今香梨が読んでいる本が気になったが、それよりも先に学校の事を聞くことにする。

私よりも先に香梨が口を開いた。

「汐梨おかえり。凄い息がきれてるけどどうしたの?」

「ただいま。体調は大丈夫?」

「うん、朝よりずっとましになったみたい。」

そう聞いて少し安心した。明日は一緒に行けるだろう。

「それなら良かった。」

「ありがとう。明日は一緒に行こうね。」

それを聞いて、聞かなければならない事を思い出す。

「そうだ、香梨。昨日友達と遊んでたよね?」

「うん。遊んでたよ。」

やっぱり誤解でよかった。

「今日ね、友達が昨日遊んでたのは汐梨だって言ってて、それと私が昨日酷い事をしたって言ってて。」

そう言うと香梨の顔つきが変わった。

少し口角を上げて、まるで私を嘲笑するかのような表情だ。

それを見て少し怖くなった。

「ああ、もうバレたんだ。」

と薄ら笑いながら香梨は言った。

「え?バレたってどういう事?」

汐梨の頭の中は疑問しか生まれなかった。

「昨日ね、私は汐梨のふりをして友達と遊んでたんだ。その時に、少し友達に嫌がらせしちゃった。」

香梨は無邪気に笑いながらそう言った。

私は香梨が何を言っているか分からず

「どうして?嫌がらせって何?何で私のふりをしたの?」

そう捲し立てるように聞いた。

「どうしてか…。私がそうしたかったからしただけだよ。」

と当たり前かのように香梨は答える。

私はその香梨の態度や発言を聞いて動揺する。

香梨はそうしたかったからしたと言ったが、そのしたかったという理由もよく分からなかった。

何より、香梨が意図的にそうしたという事実を受け止めきれなかった。

私はそこからの記憶は全くない。

気づいたら香梨と同じ部屋にあるベッドに寝かされていた。


*******


私はそれから卒業するまでずっと1人ぼっちで過ごした。

香梨が誤解を解いてはくれなかったからだ。

誤解を解いてくれないどころか、その後もずっと私のふりをして色んな悪行を働いた。

同じクラスの子の持ち物をゴミ箱に捨てたり、落書きしたり。

時には誰かに暴力を振るったこともあった。

その度、私が怒られていた。

汐梨が私のふりをしてその悪行を働き続けるから。

私は怒られる度に

「私じゃない。

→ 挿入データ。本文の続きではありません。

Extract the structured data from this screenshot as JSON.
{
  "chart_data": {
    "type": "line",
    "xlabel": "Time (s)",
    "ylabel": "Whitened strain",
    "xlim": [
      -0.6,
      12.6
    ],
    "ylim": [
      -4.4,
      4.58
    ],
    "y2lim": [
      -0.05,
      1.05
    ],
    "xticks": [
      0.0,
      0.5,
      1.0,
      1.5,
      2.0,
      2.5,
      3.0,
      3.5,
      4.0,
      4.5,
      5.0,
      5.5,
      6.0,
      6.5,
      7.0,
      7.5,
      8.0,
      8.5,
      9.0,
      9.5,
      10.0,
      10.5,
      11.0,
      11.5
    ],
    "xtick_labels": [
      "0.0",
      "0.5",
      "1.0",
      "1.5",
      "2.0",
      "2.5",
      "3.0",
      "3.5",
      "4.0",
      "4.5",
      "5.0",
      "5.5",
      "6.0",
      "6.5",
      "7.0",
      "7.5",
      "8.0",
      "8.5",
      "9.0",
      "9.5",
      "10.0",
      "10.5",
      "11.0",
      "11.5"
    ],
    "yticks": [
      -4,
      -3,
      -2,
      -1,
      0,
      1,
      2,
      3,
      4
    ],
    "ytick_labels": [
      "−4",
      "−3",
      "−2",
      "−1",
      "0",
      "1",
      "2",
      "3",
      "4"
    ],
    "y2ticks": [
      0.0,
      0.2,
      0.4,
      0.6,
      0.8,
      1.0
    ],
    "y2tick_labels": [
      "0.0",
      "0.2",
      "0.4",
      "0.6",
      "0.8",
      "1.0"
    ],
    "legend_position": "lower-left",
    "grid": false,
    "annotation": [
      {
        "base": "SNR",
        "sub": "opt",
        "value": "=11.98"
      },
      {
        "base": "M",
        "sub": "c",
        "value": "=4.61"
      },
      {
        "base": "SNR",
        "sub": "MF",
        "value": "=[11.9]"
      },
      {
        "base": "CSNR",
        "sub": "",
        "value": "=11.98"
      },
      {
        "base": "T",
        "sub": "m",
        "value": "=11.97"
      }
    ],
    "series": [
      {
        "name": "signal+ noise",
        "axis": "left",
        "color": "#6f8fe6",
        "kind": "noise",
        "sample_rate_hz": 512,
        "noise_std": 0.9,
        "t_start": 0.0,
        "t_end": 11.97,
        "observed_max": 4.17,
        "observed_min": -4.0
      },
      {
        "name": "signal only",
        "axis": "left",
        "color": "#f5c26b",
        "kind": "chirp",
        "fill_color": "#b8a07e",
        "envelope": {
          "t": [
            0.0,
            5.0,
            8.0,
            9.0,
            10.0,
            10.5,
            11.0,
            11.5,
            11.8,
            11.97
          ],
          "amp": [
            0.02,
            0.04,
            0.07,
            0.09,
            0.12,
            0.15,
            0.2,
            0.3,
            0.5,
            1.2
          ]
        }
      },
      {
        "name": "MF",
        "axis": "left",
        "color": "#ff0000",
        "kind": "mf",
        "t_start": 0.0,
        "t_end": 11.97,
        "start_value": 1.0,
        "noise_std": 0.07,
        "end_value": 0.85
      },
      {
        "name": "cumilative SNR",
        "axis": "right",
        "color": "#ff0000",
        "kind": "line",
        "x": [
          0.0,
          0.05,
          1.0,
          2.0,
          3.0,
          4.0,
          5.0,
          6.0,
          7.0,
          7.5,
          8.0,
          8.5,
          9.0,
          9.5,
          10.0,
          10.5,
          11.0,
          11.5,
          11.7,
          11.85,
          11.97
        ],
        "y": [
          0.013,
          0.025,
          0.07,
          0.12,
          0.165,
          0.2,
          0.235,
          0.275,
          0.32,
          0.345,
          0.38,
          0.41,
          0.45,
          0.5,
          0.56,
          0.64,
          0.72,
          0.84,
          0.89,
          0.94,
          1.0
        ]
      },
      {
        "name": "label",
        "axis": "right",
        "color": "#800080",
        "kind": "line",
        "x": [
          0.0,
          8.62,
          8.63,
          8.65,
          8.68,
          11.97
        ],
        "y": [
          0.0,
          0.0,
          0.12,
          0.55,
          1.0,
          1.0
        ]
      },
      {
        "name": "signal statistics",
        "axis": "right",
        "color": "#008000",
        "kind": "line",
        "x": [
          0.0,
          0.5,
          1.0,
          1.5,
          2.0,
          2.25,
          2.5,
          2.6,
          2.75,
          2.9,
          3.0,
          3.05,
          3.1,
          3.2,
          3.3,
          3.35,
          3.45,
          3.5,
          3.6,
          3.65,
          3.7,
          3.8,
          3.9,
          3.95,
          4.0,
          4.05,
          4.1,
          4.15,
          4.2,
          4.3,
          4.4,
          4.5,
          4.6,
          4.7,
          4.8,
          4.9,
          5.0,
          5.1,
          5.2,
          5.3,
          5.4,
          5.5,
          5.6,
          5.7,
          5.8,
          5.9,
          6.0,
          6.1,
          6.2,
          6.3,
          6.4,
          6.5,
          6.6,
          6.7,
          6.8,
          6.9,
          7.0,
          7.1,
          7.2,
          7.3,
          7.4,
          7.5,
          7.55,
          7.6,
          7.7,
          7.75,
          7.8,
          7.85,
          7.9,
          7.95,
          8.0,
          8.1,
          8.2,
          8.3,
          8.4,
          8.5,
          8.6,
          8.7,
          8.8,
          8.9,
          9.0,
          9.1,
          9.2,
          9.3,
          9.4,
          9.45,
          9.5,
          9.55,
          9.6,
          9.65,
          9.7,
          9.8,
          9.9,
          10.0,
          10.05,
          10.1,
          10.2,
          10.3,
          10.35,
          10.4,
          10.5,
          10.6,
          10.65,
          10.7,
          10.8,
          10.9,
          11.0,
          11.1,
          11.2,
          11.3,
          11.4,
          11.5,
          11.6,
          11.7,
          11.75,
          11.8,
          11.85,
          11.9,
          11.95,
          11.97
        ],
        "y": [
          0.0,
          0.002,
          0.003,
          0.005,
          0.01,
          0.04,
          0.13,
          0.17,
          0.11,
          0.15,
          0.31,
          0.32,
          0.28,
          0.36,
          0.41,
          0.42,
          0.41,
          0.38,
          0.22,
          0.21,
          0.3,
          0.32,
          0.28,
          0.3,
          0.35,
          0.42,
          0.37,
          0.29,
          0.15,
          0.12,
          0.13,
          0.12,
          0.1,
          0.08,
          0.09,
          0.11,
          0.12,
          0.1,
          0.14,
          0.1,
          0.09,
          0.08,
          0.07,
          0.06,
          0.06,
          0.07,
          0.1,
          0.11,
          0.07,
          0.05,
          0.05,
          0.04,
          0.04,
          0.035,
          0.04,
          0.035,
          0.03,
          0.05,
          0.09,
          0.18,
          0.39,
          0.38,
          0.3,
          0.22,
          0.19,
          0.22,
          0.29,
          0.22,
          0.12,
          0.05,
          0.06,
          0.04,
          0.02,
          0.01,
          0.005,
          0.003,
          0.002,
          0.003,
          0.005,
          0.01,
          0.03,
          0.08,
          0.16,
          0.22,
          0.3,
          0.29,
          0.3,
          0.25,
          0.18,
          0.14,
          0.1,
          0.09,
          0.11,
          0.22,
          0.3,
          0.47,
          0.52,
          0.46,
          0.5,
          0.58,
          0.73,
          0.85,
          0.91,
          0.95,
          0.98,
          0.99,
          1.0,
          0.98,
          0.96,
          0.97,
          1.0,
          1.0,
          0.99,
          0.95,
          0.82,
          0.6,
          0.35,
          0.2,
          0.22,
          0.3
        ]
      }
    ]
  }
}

香梨がやった。私じゃ無いんだって。」

と否定していた。

でも誰一人も信じてくれなかった。


そのうち、親と担任の先生に病院に連れてこられた。

病院に連れてこられる度に、病院の先生に色んな質問をされた。

どうしてそんな事をするのかとか、昔の話とか。

私は

「何もしてない。全部香梨がやった。」

と言うと

親も担任の先生も病院の先生も

「大丈夫だからね。心配することは何も無いよ。」

と言った。

私はそんなこと言ってもらいたいんじゃなかった。

私は病人じゃない。どこも悪くない。

全部全部香梨なのに。香梨が悪いのに。

ただ、信じて欲しかっただけなのに。


********


どこかの誰かがTVの中で言っていた。

信用とは期待の押し付けだと。理想を押し付けて満足して、それが裏切られたら、信用してたのにと言ってるだけなんだと。

それを聞いて深く共感した。


それから私は信じて貰おうとも、誰かを信じようとも思わなくなった。